The enforcement of non-compete agreements in Wisconsin is governed by the provisions of Wis. Stat. § 103.466, which sets forth five requirements that must be met in order for the restriction to be enforceable. Over the years, the courts have found that these restrictions applied not just to traditional non-compete agreements, but also to agreements not to solicit customers, non-disclosure/confidentiality agreements, and no-hire agreements between two employers. It therefore comes as no surprise that the Wisconsin Supreme Court recently held that the restrictions found in § 103.465 also apply to "no-raiding" covenants, which restrict former employees from soliciting or "poaching" employees of their former employer.
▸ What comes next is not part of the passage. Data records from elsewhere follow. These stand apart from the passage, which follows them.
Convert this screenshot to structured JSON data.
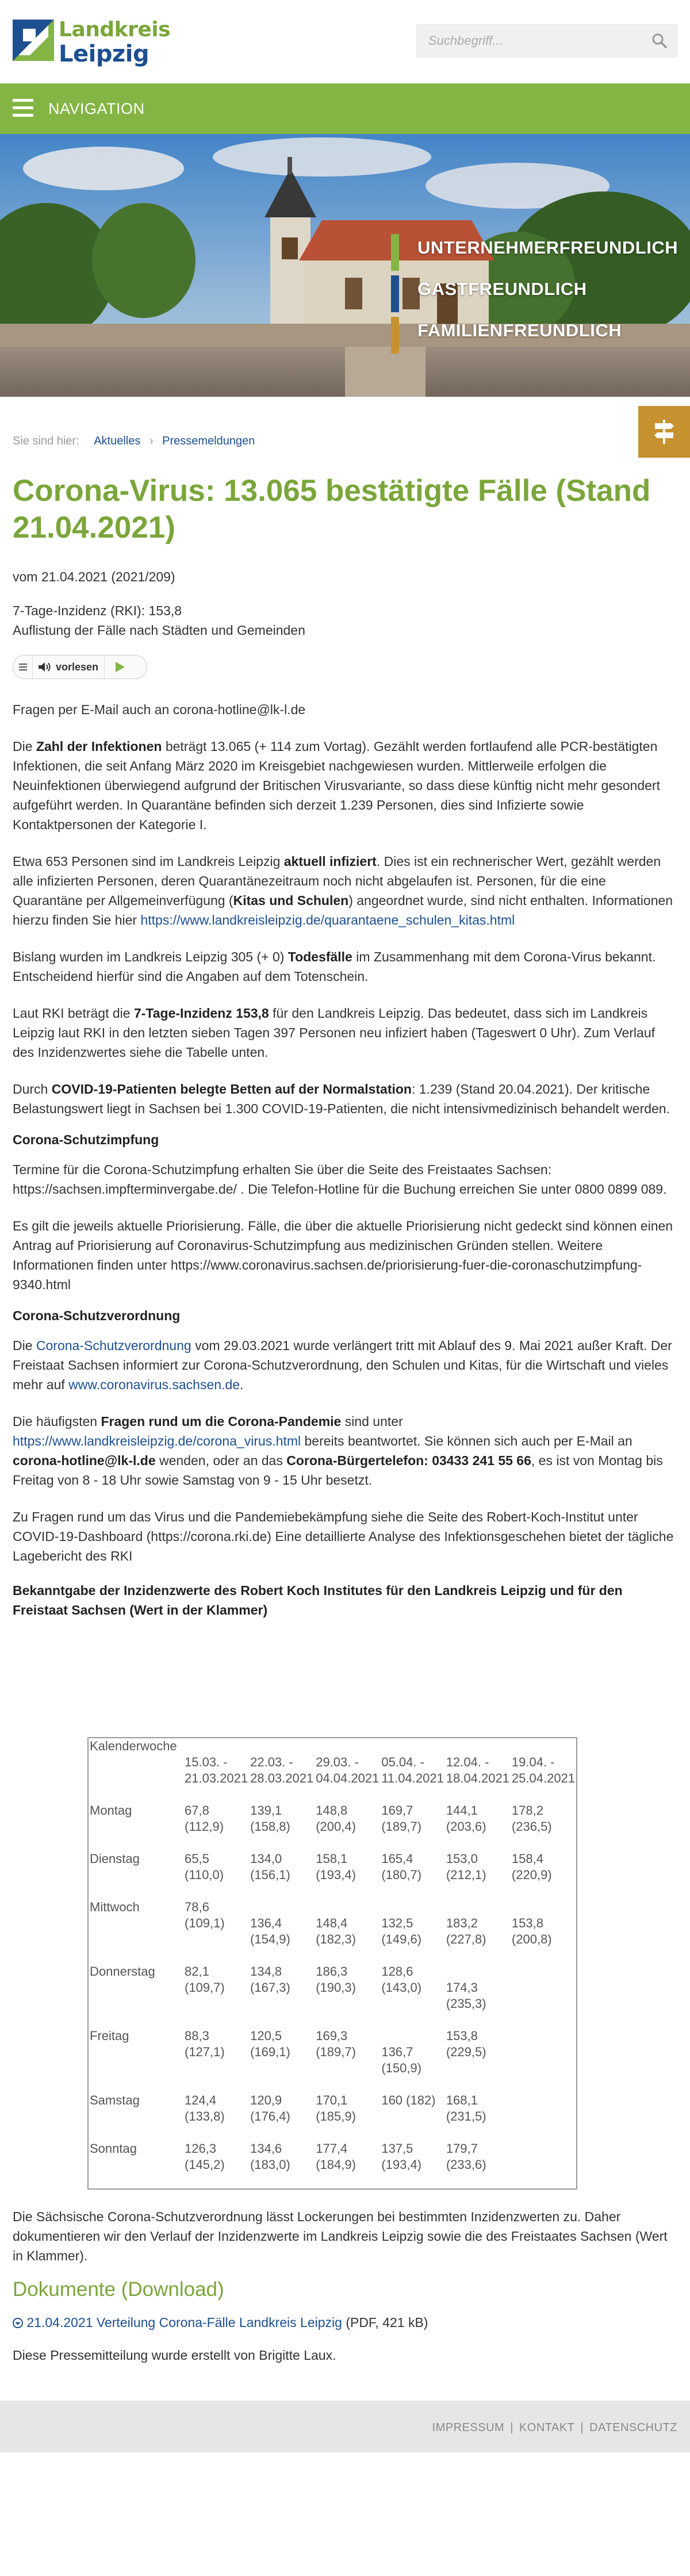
{
  "header": {
    "logo": {
      "line1": "Landkreis",
      "line2": "Leipzig"
    },
    "search_placeholder": "Suchbegriff..."
  },
  "nav": {
    "label": "NAVIGATION"
  },
  "hero": {
    "slogans": [
      {
        "text": "UNTERNEHMERFREUNDLICH",
        "color": "#84b544"
      },
      {
        "text": "GASTFREUNDLICH",
        "color": "#1d4f91"
      },
      {
        "text": "FAMILIENFREUNDLICH",
        "color": "#c5922f"
      }
    ]
  },
  "breadcrumb": {
    "prefix": "Sie sind hier:",
    "items": [
      "Aktuelles",
      "Pressemeldungen"
    ],
    "separator": "›"
  },
  "article": {
    "title": "Corona-Virus: 13.065 bestätigte Fälle (Stand 21.04.2021)",
    "meta": "vom 21.04.2021 (2021/209)",
    "sub_line1": "7-Tage-Inzidenz (RKI): 153,8",
    "sub_line2": "Auflistung der Fälle nach Städten und Gemeinden",
    "readspeaker_label": "vorlesen",
    "p_contact": "Fragen per E-Mail auch an corona-hotline@lk-l.de",
    "p1_a": "Die ",
    "p1_b": "Zahl der Infektionen",
    "p1_c": " beträgt 13.065 (+ 114 zum Vortag). Gezählt werden fortlaufend alle PCR-bestätigten Infektionen, die seit Anfang März 2020 im Kreisgebiet nachgewiesen wurden. Mittlerweile erfolgen die Neuinfektionen überwiegend aufgrund der Britischen Virusvariante, so dass diese künftig nicht mehr gesondert aufgeführt werden. In Quarantäne befinden sich derzeit 1.239 Personen, dies sind Infizierte sowie Kontaktpersonen der Kategorie I.",
    "p2_a": "Etwa 653 Personen sind im Landkreis Leipzig ",
    "p2_b": "aktuell infiziert",
    "p2_c": ". Dies ist ein rechnerischer Wert, gezählt werden alle infizierten Personen, deren Quarantänezeitraum noch nicht abgelaufen ist. Personen, für die eine Quarantäne per Allgemeinverfügung (",
    "p2_d": "Kitas und Schulen",
    "p2_e": ") angeordnet wurde, sind nicht enthalten. Informationen hierzu finden Sie hier ",
    "p2_link": "https://www.landkreisleipzig.de/quarantaene_schulen_kitas.html",
    "p3_a": "Bislang wurden im Landkreis Leipzig 305 (+ 0) ",
    "p3_b": "Todesfälle",
    "p3_c": " im Zusammenhang mit dem Corona-Virus bekannt. Entscheidend hierfür sind die Angaben auf dem Totenschein.",
    "p4_a": "Laut RKI beträgt die ",
    "p4_b": "7-Tage-Inzidenz 153,8",
    "p4_c": " für den Landkreis Leipzig. Das bedeutet, dass sich im Landkreis Leipzig laut RKI in den letzten sieben Tagen 397 Personen neu infiziert haben (Tageswert 0 Uhr). Zum Verlauf des Inzidenzwertes siehe die Tabelle unten.",
    "p5_a": "Durch ",
    "p5_b": "COVID-19-Patienten belegte Betten auf der Normalstation",
    "p5_c": ": 1.239 (Stand 20.04.2021). Der kritische Belastungswert liegt in Sachsen bei 1.300 COVID-19-Patienten, die nicht intensivmedizinisch behandelt werden.",
    "h_impf": "Corona-Schutzimpfung",
    "p6": "Termine für die Corona-Schutzimpfung erhalten Sie über die Seite des Freistaates Sachsen: https://sachsen.impfterminvergabe.de/ . Die Telefon-Hotline für die Buchung erreichen Sie unter 0800 0899 089.",
    "p7": "Es gilt die jeweils aktuelle Priorisierung. Fälle, die über die aktuelle Priorisierung nicht gedeckt sind können einen Antrag auf Priorisierung auf Coronavirus-Schutzimpfung aus medizinischen Gründen stellen. Weitere Informationen finden unter https://www.coronavirus.sachsen.de/priorisierung-fuer-die-coronaschutzimpfung-9340.html",
    "h_vo": "Corona-Schutzverordnung",
    "p8_a": "Die  ",
    "p8_link1": "Corona-Schutzverordnung",
    "p8_b": " vom 29.03.2021 wurde verlängert tritt mit Ablauf des 9. Mai 2021 außer Kraft. Der Freistaat Sachsen informiert zur Corona-Schutzverordnung, den Schulen und Kitas, für die Wirtschaft und vieles mehr auf ",
    "p8_link2": "www.coronavirus.sachsen.de",
    "p8_c": ".",
    "p9_a": "Die häufigsten ",
    "p9_b": "Fragen rund um die Corona-Pandemie",
    "p9_c": " sind unter ",
    "p9_link": "https://www.landkreisleipzig.de/corona_virus.html",
    "p9_d": " bereits beantwortet. Sie können sich auch per E-Mail an ",
    "p9_e": "corona-hotline@lk-l.de",
    "p9_f": " wenden, oder an das ",
    "p9_g": "Corona-Bürgertelefon: 03433 241 55 66",
    "p9_h": ", es ist von Montag bis Freitag von 8 - 18 Uhr sowie Samstag von 9 - 15 Uhr besetzt.",
    "p10": "Zu Fragen rund um das Virus und die Pandemiebekämpfung siehe die Seite des Robert-Koch-Institut unter COVID-19-Dashboard (https://corona.rki.de)  Eine detaillierte Analyse des Infektionsgeschehen bietet der tägliche Lagebericht des RKI",
    "h_table": "Bekanntgabe der Inzidenzwerte des Robert Koch Institutes für den Landkreis Leipzig und für den Freistaat Sachsen (Wert in der Klammer)"
  },
  "table": {
    "header_label": "Kalenderwoche",
    "weeks": [
      [
        "15.03. -",
        "21.03.2021"
      ],
      [
        "22.03. -",
        "28.03.2021"
      ],
      [
        "29.03. -",
        "04.04.2021"
      ],
      [
        "05.04. -",
        "11.04.2021"
      ],
      [
        "12.04. -",
        "18.04.2021"
      ],
      [
        "19.04. -",
        "25.04.2021"
      ]
    ],
    "rows": [
      {
        "day": "Montag",
        "cells": [
          [
            "67,8",
            "(112,9)"
          ],
          [
            "139,1",
            "(158,8)"
          ],
          [
            "148,8",
            "(200,4)"
          ],
          [
            "169,7",
            "(189,7)"
          ],
          [
            "144,1",
            "(203,6)"
          ],
          [
            "178,2",
            "(236,5)"
          ]
        ]
      },
      {
        "day": "Dienstag",
        "cells": [
          [
            "65,5",
            "(110,0)"
          ],
          [
            "134,0",
            "(156,1)"
          ],
          [
            "158,1",
            "(193,4)"
          ],
          [
            "165,4",
            "(180,7)"
          ],
          [
            "153,0",
            "(212,1)"
          ],
          [
            "158,4",
            "(220,9)"
          ]
        ]
      },
      {
        "day": "Mittwoch",
        "cells": [
          [
            "78,6",
            "(109,1)"
          ],
          [
            "",
            "136,4",
            "(154,9)"
          ],
          [
            "",
            "148,4",
            "(182,3)"
          ],
          [
            "",
            "132,5",
            "(149,6)"
          ],
          [
            "",
            "183,2",
            "(227,8)"
          ],
          [
            "",
            "153,8",
            "(200,8)"
          ]
        ]
      },
      {
        "day": "Donnerstag",
        "cells": [
          [
            "82,1",
            "(109,7)"
          ],
          [
            "134,8",
            "(167,3)"
          ],
          [
            "186,3",
            "(190,3)"
          ],
          [
            "128,6",
            "(143,0)"
          ],
          [
            "",
            "174,3",
            "(235,3)"
          ],
          []
        ]
      },
      {
        "day": "Freitag",
        "cells": [
          [
            "88,3",
            "(127,1)"
          ],
          [
            "120,5",
            "(169,1)"
          ],
          [
            "169,3",
            "(189,7)"
          ],
          [
            "",
            "136,7",
            "(150,9)"
          ],
          [
            "153,8",
            "(229,5)"
          ],
          []
        ]
      },
      {
        "day": "Samstag",
        "cells": [
          [
            "124,4",
            "(133,8)"
          ],
          [
            "120,9",
            "(176,4)"
          ],
          [
            "170,1",
            "(185,9)"
          ],
          [
            "160 (182)"
          ],
          [
            "168,1",
            "(231,5)"
          ],
          []
        ]
      },
      {
        "day": "Sonntag",
        "cells": [
          [
            "126,3",
            "(145,2)"
          ],
          [
            "134,6",
            "(183,0)"
          ],
          [
            "177,4",
            "(184,9)"
          ],
          [
            "137,5",
            "(193,4)"
          ],
          [
            "179,7",
            "(233,6)"
          ],
          []
        ]
      }
    ]
  },
  "after": {
    "p_lockerung": "Die Sächsische Corona-Schutzverordnung lässt Lockerungen bei bestimmten Inzidenzwerten zu. Daher dokumentieren wir den Verlauf der Inzidenzwerte im Landkreis Leipzig sowie die des Freistaates Sachsen (Wert in Klammer).",
    "downloads_heading": "Dokumente (Download)",
    "download_link": "21.04.2021 Verteilung Corona-Fälle Landkreis Leipzig",
    "download_meta": "(PDF, 421 kB)",
    "author": "Diese Pressemitteilung wurde erstellt von Brigitte Laux."
  },
  "footer": {
    "links": [
      "IMPRESSUM",
      "KONTAKT",
      "DATENSCHUTZ"
    ]
  },
  "colors": {
    "green": "#84b544",
    "title_green": "#7aa63a",
    "blue": "#1d4f91",
    "gold": "#c5922f"
  }
}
In Manitowoc Company v. Lanning, 2018 WI 6 (January. 19, 2018), the Wisconsin Supreme Court held that such "no raiding" or "no poaching" restrictions constitute restraints of trade of the nature that Section 103.465 was intended to address. Therefore, in order to be enforceable, they must satisfy all the requirements of the statute. The court then held that the specific "no-raiding" provision at issue in the case before it was not enforceable because it was overly broad, barring the solicitation of "any employee," which could be read to include every one of the company's 13,000 employees world-wide, regardless of their position, relationship with the departing employee or geographic location.
As always, when drafting non-compete agreements and similar restrictive covenants, employers must take care to ensure that they are narrowly drafted and focus entirely on the competitive threat posed by the particular employee and the position that he/she occupies.